The Goldfish Incident
The pool party invitation came via a flood of texts on my iphone, half from people I barely speak to. Jordan's house. Saturday. Swimming.
"You going?" Riley asked, flopping onto my bed. She was my best friend, the only person who knew about my massive crush on Jordan — and my equally massive anxiety about being seen in a swimsuit.
"I can't. I look like a literal goldfish out of water. All awkward and weird."
Riley rolled her eyes so hard I thought they'd get stuck. "Maya, you're not a goldfish. You're a fox. Now put on that bikini and let's go."
A fox? I snorted. "Since when do you say fox? Are you a 70s dad now?"
"It's called vintage slang, look it up."
An hour later, I stood at the edge of Jordan's pool, surrounded by half the sophomore class, my heart hammering like I was about to jump off a cliff instead of into, like, four feet of water.

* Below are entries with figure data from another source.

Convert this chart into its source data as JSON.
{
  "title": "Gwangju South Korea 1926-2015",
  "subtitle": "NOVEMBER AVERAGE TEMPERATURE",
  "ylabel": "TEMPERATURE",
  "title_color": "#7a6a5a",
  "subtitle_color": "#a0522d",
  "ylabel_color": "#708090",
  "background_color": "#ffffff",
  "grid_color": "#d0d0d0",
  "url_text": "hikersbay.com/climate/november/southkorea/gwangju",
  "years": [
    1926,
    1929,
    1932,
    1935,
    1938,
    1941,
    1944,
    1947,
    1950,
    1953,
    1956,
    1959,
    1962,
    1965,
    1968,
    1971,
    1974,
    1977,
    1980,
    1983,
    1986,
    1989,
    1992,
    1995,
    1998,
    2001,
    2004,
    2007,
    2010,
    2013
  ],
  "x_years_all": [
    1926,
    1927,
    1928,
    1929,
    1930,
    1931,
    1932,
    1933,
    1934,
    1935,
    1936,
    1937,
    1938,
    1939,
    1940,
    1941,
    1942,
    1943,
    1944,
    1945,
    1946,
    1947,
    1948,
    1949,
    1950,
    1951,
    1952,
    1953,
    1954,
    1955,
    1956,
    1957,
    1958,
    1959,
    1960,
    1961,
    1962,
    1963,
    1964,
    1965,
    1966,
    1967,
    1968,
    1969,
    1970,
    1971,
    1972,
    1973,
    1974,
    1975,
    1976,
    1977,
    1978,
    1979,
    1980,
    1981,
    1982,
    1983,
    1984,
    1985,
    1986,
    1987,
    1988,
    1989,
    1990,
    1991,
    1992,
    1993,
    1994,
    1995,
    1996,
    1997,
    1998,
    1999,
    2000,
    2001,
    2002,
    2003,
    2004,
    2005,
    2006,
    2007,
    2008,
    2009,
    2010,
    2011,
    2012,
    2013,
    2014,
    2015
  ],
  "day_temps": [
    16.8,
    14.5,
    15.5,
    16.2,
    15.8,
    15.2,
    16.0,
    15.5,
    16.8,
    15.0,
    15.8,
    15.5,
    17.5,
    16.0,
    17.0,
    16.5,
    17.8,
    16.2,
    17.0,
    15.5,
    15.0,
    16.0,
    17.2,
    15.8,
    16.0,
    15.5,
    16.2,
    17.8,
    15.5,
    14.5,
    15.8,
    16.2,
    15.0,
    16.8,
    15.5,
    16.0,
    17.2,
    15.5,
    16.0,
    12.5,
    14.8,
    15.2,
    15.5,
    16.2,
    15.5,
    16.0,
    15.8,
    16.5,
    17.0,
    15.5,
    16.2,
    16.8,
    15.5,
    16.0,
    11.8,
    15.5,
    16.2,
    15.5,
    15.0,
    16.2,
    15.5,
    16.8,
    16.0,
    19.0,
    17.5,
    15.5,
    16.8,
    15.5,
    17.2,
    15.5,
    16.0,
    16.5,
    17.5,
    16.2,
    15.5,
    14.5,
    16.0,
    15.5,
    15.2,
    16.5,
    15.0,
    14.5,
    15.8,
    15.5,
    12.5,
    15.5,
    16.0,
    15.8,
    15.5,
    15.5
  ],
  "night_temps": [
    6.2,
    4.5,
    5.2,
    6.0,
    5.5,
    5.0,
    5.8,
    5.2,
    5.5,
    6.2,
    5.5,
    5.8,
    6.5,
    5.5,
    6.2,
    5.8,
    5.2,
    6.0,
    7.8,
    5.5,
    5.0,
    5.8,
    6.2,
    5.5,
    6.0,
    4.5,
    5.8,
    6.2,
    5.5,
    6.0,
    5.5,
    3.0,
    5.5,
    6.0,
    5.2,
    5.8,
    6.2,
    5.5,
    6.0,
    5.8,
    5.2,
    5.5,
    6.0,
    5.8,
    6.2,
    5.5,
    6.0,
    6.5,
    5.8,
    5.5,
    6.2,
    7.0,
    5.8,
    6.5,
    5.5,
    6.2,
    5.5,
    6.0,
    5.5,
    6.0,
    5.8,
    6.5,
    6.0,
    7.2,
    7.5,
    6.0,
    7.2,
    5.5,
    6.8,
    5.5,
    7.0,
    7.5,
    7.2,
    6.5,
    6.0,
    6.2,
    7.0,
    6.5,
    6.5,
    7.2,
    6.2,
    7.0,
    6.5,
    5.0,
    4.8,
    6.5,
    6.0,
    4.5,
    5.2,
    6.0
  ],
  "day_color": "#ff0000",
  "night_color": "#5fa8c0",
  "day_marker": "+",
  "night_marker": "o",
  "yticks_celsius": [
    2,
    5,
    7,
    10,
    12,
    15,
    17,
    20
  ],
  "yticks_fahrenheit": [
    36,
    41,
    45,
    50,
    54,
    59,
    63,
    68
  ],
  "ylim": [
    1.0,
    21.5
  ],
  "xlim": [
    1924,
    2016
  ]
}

Jordan waved from the deep end, and I waved back like a malfunctioning robot.
Then my phone buzzed in my hand — Riley had posted a photo of us with the caption "foxes in the wild" and tagged me. I stared at it. Was I a fox? Could I be?
"You coming in?" Jordan called out.
I jumped.
Not like a graceful diver. Not like someone who understood social cues. I jumped like a startled cat, phone still clutched in my hand, and hit the water with the least elegant splash in recorded history.
When I surfaced, sputtering and wiping chlorine from my eyes, everyone was laughing — not mean laughing, but real laughing. Jordan was grinning. Riley gave me a thumbs-up.
"That was legendary," Jordan said.
I held up my dripping phone. "My mom is going to kill me."
"Totally worth it," Riley said, and something in her voice made me believe her.
Later that night, as I sat on my bedroom floor with a bag of rice and my waterlogged phone, I couldn't stop smiling. Maybe I wasn't a goldfish. Maybe sometimes you just have to take the jump and see what happens.
And maybe, just maybe, Riley was right about the fox thing.